Do outro lado, o “polícia” Rui Rio, gerindo as rentáveis taxas de exploração do vazio e da desumanização do espaço. Aqueles que instauram a política do vazio, da desumanização, da destruição do espaço colectivo e, ao mesmo tempo, policiam o vazio que geram, demonstram aquilo que os move: punir a vida, por há muito terem feito da sua vida uma troca mercantil.
Agora despeja-se, discrimina-se, criminaliza-se, aqueles que recusam cumprir a sua vida e a dos outros pelos índices de rentabilização do espaço, pelos rankings estatísticos da Educação Europeia que ditam o fecho de escolas, pela lógica do lucro que se instaura na vida pública.
Não tenhamos dúvidas: é preciso despejar e deter os rapazes e raparigas – encarnam o perigo de expor e de pôr em causa a ordem policial subjacente à estratégia de preservação do poder. Eles e elas são a clientela que o poder político necessita para vigiar e punir. E, principalmente, punir para vigiar.
Tomem, por isso, cuidado: se vivem ao lado de património Público, do estado ou municipal, abandonado e destruído por esse mesmo poder, em nome do lucro, em nome dos interesses privados, então, quando virem chegar jovens que comecem a limpar, a pintar, a consertar portas e paredes, a fazerem actividades para a população local, chamem a “polícia política”. Sob pena da humanização, da partilha comunitária, da decisão colectiva, da cooperação, da alegria, ressurgirem à sua volta. Como um fogo que alastra.

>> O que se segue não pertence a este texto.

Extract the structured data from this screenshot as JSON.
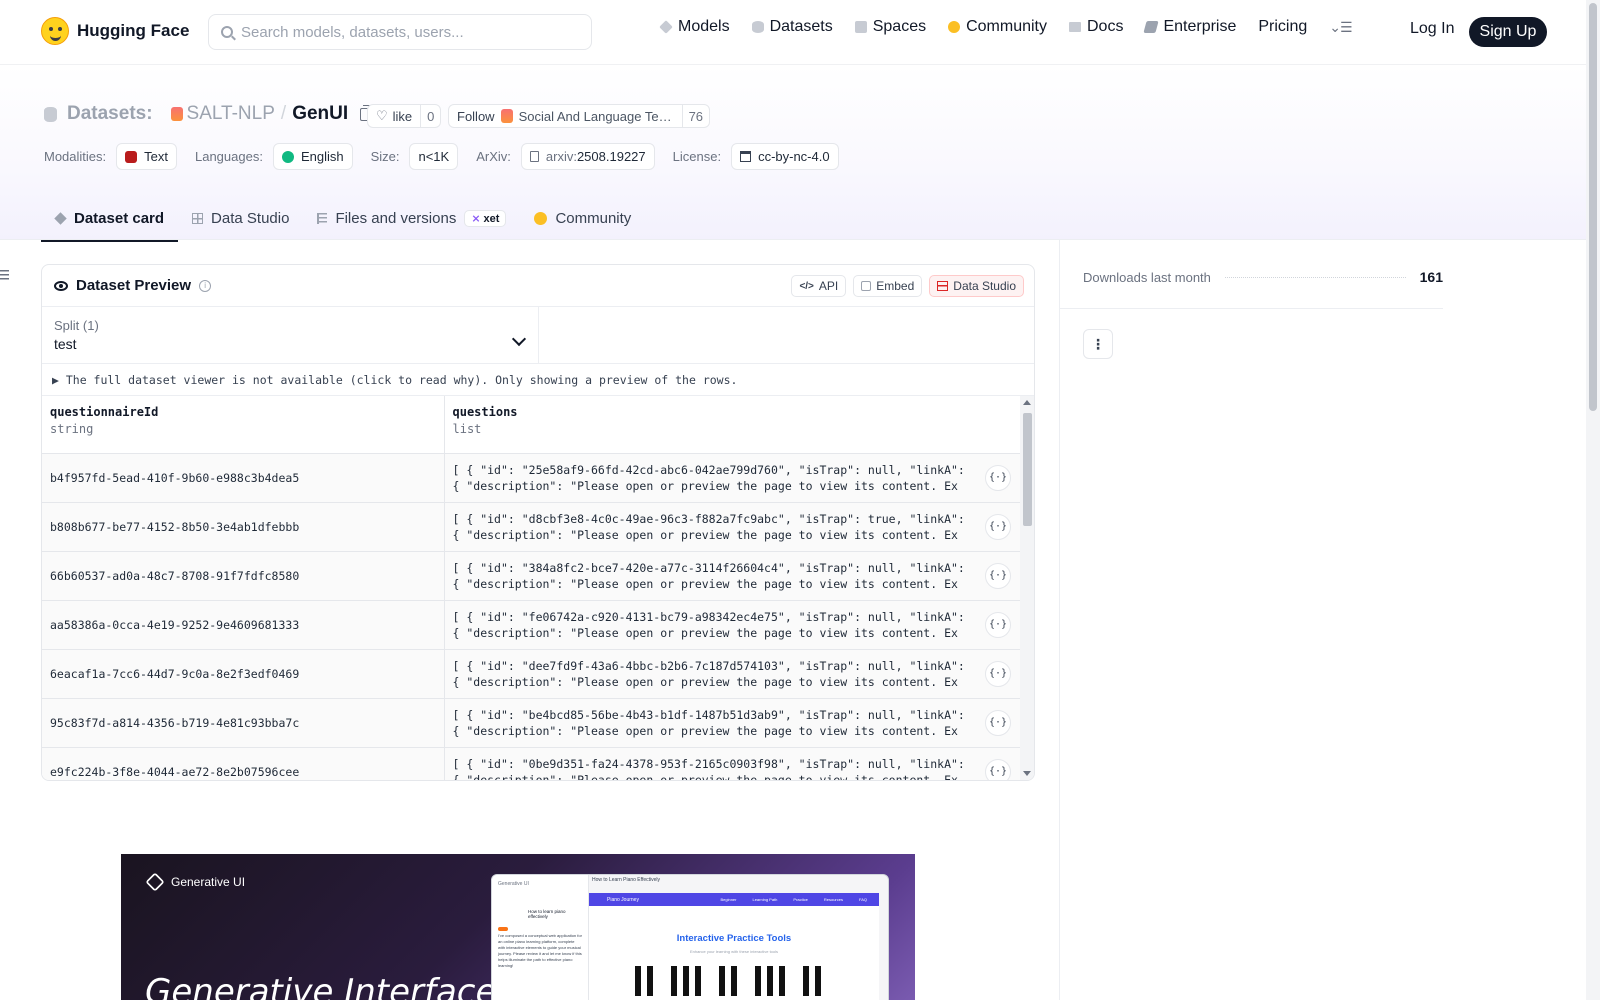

A “polícia política”, que se auto-condenou a vender a sua humanidade ao lucro, especializou-se em espezinhar a humanidade dos outros para manter o seu poder, pelo que esmagar este exemplo de ocupação autogestionária e de experiência quotidiana de partilha, é um gesto de coerência.
Já não existe metáfora: a degradação da escola da Fontinha une-se à degradação da vida dos gestores da “polícia política”; o vazio de uma é fruto do vazio da outra. Com um dado fascinante: é a própria “polícia política” que estabelece essa união, que protege, estimula, investe, na degradação e no vazio. Agora, emparede-se aquilo que nos pertence, diz orgulhoso o poder político.
O que se pode obter ainda de quem vende e degrada o património de todos confundindo a gestão pública com a liquidação lucrativa, esvaziando de sentido a substância humana desse património, depois de desde há décadas terem eles próprios feito depender a sua humanidade de valores monetários, do dogma do mercado e do fetiche da mercadoria? O que se pode esperar de quem não equaciona nenhuma manifestação da vida humana a não ser se ela for sancionada pelo altar do lucro e pela hóstia do mercado?
Todas as respostas do poder autárquico em geral, como do governativo, caminham para um beco sem saída: o capital, o interesse económico e a protecção desses interesses (e da elite restrita do círculo de interesses), excluem a possibilidade do diálogo – e o diálogo é a reversibilidade plena e democrática de um poder – e a crítica desses interesses.
Mais uma vez, (depois da venda a privados do Mercado do Bom Sucesso, Mercado do Bolhão, Mercado Ferreira Borges, Teatro Rivoli, Palácio do Freixo, Casa das Glicínias, Praça de Lisboa), sabemos por este exemplo que o poder municipal não está ao serviço dos munícipes e de uma ideia de serviço dos interesses sociais da comunidade, mas está ao serviço do mercantilismo e da sua pedagogia de controlo. Desse princípio orientador, os gestores da submissão ao lucro, extraem a sua verdade: quando advogam que o mercantilismo está ao serviço da comunidade e do serviço público é quando o serviço público e a comunidade passam a estar ao serviço do mercantilismo.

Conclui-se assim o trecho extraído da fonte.